There is one big disadvantage of being entirely dressed and (Marjolein) made up: you cannot hug (creases) and you cannot kiss (red lipstick gets everywhere). So we stood there like friendly, but distant relatives feeling our feet gradually lift of the ground and our rational minds nip off for an extended holiday. There is nothing I have ever done (including parachute jumping) that is quite such a rush as getting married.
The day went past at a million miles an hour as a magnificent blur. It was like being tremendously drunk and acutely aware and awake at the same time. People started arriving and Mr Spakowski, the photographer, dragged us off. He was an amazing Polish maniac to whom we had given full rein with one proviso: no swans/bridges/chocolate-box stuff. He obliged by taking most of the photographs in black-and-white in an industrial harbour full of concrete silos and railway trucks. We ran, jumped, twirled and skittered along rusting rails for him and the pictures are wonderful.
The gods must have been pleased; when we got to the Church the September sun came out in full glory and light came sleeting in through the windows.
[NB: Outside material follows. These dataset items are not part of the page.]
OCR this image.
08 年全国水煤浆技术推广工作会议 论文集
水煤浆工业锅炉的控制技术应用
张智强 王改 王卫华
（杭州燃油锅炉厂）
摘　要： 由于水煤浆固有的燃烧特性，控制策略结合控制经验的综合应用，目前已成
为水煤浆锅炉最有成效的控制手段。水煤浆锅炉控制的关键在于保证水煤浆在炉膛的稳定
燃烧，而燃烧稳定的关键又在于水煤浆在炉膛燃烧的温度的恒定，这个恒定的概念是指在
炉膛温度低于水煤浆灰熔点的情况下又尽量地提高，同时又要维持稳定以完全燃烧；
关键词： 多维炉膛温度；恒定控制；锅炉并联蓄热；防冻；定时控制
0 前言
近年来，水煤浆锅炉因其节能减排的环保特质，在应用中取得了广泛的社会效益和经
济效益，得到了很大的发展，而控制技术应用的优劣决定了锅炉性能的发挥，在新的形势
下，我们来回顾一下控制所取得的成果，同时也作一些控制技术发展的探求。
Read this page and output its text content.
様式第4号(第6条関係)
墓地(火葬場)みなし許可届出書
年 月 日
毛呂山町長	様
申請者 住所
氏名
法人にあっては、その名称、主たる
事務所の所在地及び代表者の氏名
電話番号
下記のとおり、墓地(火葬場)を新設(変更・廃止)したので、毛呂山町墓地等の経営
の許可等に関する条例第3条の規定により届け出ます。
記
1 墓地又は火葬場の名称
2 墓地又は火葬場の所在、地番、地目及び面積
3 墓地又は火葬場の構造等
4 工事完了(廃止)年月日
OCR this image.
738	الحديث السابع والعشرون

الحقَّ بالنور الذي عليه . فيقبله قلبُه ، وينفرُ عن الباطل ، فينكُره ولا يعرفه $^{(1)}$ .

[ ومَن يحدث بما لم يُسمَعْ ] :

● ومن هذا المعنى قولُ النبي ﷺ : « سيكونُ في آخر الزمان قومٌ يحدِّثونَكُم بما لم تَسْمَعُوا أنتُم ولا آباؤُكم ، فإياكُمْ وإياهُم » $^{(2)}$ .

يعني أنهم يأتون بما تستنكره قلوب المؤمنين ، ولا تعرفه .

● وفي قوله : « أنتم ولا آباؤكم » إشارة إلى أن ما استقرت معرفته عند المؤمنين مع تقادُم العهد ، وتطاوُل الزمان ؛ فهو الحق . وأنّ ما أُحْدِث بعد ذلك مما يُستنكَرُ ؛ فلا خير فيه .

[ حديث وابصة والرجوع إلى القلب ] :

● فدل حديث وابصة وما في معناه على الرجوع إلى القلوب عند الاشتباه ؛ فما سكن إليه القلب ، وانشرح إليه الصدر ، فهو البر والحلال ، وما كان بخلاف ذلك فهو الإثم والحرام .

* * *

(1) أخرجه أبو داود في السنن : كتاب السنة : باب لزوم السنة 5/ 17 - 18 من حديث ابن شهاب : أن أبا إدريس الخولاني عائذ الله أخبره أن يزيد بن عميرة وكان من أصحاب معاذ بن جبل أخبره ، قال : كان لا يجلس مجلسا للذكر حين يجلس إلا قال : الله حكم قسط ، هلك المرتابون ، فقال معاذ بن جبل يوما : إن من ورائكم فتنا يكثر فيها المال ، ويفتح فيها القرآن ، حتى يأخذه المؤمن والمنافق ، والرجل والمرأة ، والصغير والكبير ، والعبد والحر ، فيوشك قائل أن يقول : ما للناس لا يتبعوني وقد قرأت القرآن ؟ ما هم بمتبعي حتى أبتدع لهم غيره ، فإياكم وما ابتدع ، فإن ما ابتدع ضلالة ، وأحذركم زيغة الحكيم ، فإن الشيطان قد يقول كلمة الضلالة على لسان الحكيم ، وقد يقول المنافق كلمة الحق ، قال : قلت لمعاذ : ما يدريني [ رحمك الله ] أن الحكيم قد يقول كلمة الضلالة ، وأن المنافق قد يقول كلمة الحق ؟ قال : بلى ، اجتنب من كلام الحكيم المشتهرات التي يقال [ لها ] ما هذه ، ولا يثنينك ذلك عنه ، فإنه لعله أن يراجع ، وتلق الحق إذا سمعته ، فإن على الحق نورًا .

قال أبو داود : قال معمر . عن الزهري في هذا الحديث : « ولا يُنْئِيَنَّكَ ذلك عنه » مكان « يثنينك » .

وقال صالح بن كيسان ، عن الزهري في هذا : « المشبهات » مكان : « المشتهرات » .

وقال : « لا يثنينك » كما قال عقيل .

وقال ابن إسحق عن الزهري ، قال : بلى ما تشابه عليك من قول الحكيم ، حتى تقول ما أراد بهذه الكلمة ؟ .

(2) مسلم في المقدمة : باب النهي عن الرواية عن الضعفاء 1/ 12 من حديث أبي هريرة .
We walked through the door together to see the stalls packed with friends and family and everyone spontaneously rose to their feet as if we were royalty. It was a magical moment and words cannot describe it. The ceremony was a mixture of high romance and Dutch pragmatism: “will you abide by the provisions of the law regarding marriage?” When the “ambtenaar” asked during his speech “Why are they getting married” my mother-in-law chimed guilelessly in with “yes, why?” Naturally the everybody fell about laughing and I had to crush Marjolein’s hand to prevent her literally falling about (Marjolein’s laugh is an athletic experience) and turning into an eye shadow Panda. During the ceremony our friend Judy, who sings in the chorus of the Antwerp opera, sang “Ring auf meiner finger” and “One Hand, one heart” so beautifully that it was a good thing that I don’t wear eye shadow. Children ran around, babies cried, video cameras beeped and whirred until finally we said “yes, I do” and the gavel came down and we were man and wife. I could not help it, I felt triumphant, jumped, and shouted “YES!” We were married.